The leader of the Party of European Socialists Sergei Stanishev is at loggerheads with the leader of the Bulgarian Socialist Party (BSP) over the Istanbul Convention on preventing and combating violence against women and domestic violence.
The largest opposition force BSP announced on 24 January it would make a formal proposal for a referendum on the ratification of the Istanbul Convention.
The party wants to stop the procedure of ratification of the document by the National Assembly. GERB command a majority in Parliament, but its junior partner, the United Patriots, don’t like the Istanbul Convention, saying that it will “legitimise the third sex” and may force Bulgaria to accept “transvestites from Iran” on its territory. VMRO in particular, led by Krassimir Karakachanov, Deouty Prime Minister and Minister of Defence, is strongly for a referendum.
Stanishev, who was BSP leader and Prime Minister when Bulgaria joined the EU in 2007, opposes the initiative for a referendum. He is categorical that the Convention has become subject to “foolish interpretations” in the country and that in it there is neither “third sex” nor “same-sex marriages” that got excited the conservative circles in politics and society.
Speaking on Nova TV, Stanishev said that 20 crisis centers for women victims of domestic violence could be built with the money that BSP and VMRO want the state to spend on a referendum against the Convention. The figure come an assessment by NGOs.
“One of the consequences of the terribly distorted way in which the discussion is held is that we send to the victims and to the perpetrators of violence the wrong signal – that we tolerate this as a society. No one will say it openly, but the distorted discussion, which focuses on things that do not exist at all in this convention, the fixation on hypothetical fears ignores the real problem”, Stanishev said.
He added that because of the division, which had already begun within the government, the national program on which the functioning of crisis centers for victims of violence depended has been blocked.
The PES leader noted that significantly more conservative states have ratified the convention.

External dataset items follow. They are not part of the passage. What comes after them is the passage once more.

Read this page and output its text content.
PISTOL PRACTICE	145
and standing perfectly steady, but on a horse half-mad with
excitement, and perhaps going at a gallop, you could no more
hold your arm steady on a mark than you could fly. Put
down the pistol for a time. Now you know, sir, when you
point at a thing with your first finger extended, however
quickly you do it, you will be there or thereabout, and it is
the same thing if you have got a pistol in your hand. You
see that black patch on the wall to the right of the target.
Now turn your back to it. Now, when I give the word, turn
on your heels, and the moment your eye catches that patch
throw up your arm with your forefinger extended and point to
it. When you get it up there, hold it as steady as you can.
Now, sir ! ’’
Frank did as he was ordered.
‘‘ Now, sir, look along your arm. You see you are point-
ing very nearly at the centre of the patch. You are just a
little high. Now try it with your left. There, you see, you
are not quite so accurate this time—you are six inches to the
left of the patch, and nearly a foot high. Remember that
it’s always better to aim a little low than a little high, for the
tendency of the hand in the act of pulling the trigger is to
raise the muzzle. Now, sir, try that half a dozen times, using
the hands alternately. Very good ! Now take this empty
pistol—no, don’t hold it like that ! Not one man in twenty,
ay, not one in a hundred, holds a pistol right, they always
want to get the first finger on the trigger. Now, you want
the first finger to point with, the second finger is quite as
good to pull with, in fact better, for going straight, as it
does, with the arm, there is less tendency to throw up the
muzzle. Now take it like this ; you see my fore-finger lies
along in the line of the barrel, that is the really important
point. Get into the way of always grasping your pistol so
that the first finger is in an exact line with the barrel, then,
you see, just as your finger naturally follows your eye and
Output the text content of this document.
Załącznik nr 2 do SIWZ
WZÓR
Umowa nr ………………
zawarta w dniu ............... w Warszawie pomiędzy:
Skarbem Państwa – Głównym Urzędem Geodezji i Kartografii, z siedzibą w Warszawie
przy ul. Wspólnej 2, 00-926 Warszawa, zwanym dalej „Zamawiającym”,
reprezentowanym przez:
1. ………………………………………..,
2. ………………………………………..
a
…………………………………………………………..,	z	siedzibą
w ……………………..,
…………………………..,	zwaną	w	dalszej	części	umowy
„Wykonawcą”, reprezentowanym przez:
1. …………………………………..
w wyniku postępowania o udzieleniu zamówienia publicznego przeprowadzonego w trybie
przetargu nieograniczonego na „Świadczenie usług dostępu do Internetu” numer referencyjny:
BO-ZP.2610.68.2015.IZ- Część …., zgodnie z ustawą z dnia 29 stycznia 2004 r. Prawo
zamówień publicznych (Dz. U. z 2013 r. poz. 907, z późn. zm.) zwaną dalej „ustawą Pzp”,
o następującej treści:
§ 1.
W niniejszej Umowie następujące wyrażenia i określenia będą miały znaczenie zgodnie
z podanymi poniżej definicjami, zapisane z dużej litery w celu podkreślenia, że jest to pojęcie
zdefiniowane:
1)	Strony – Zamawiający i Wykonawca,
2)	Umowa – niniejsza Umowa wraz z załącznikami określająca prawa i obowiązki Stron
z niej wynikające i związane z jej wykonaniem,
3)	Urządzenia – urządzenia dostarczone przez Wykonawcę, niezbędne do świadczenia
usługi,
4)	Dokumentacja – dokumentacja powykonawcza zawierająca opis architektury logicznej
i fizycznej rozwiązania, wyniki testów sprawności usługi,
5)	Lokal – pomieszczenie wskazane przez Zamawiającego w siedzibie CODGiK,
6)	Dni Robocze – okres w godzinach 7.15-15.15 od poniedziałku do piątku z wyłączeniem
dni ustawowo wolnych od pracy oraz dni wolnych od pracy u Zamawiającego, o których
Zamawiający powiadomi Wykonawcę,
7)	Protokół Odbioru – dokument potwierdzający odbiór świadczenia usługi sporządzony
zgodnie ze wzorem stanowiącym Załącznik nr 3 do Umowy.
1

In his words, the document “is not a convention of the Ottoman sultan”, but the largest international treaty on the prevention and fight against violence, which includes commitments by states and instruments for the protection of women, which are currently absent in our legislation. Stanishev reminded that in Bulgaria a woman who had been harassed by her husband needs to prove she is a victim.
Regarding the controversial term “gender” [a word for which there is no exact Bulgarian translation] the PES leader gave his own explanation: “It means social roles that have been different in different societies and have changed in millennia. 100 years ago, women did not have the right to vote, the social role of women was to stay home”.
The Council of Europe has responded to media and political hysteria in Bulgaria with a statement which says that the Convention does not introduce sex education in school, same-sex marriages and the like. At the Plenary Session of the BSP this declaration was distributed to the participants, but, in Stanishev’s words, “was not heard”.
The PES leader confirmed that BSP had previously supported the convention of international fora and therefore its current position is perceived as a U- turn. “Politics often has conjunctural considerations, there are fears. Politicians are responsible for thinking long-term”, Stanishev said.
BSP leader admitted he is worried by the position of President Rumen Radev, who announced in Brussels against the Istanbul Convention: “The arguments that he said are startling. Human Rights in Bulgaria or Poland, or France, or elsewhere in the Council of Europe are not an inside job and the argument that denied rights by the state and given to NGOs is not tenable – except that the government is not doing its job in this sphere”.
BSP leader Kornelia Ninova explained the lack of objections to the Istanbul Convention at the PES Council meeting in Lisbon last December, saying it was not in the room during the vote on the document.
“I am grateful to the team of Sergey Stanishev (leader of PES), who at that time organised bilateral meetings with the leaders of other delegations, and we were not even physically in the room,” explained Ninova.
The Convention was adopted by the European Socialists on 1 December, with delegates entitled to vote on behalf of BSP being Ninova and Deputy Chairmen Denitsa Zlateva and Kiril Dobrev. Today, they are against the document.
And President Rumen Radev declared himself against the texts of the Istanbul Convention. In his words, postponing the ratification of the document is “a victory for the Bulgarian society, which showed unity and common sense”. He made these statements in Brussels on 1 February saying that hoped there would not be a referendum that would take both time, energy and money.
More than anything else, his criticism appeared to be directed against the quality of the Council of Europe paper.
“In my view, the convention is a badly written document that allows ambiguities and different interpretations, Radev said.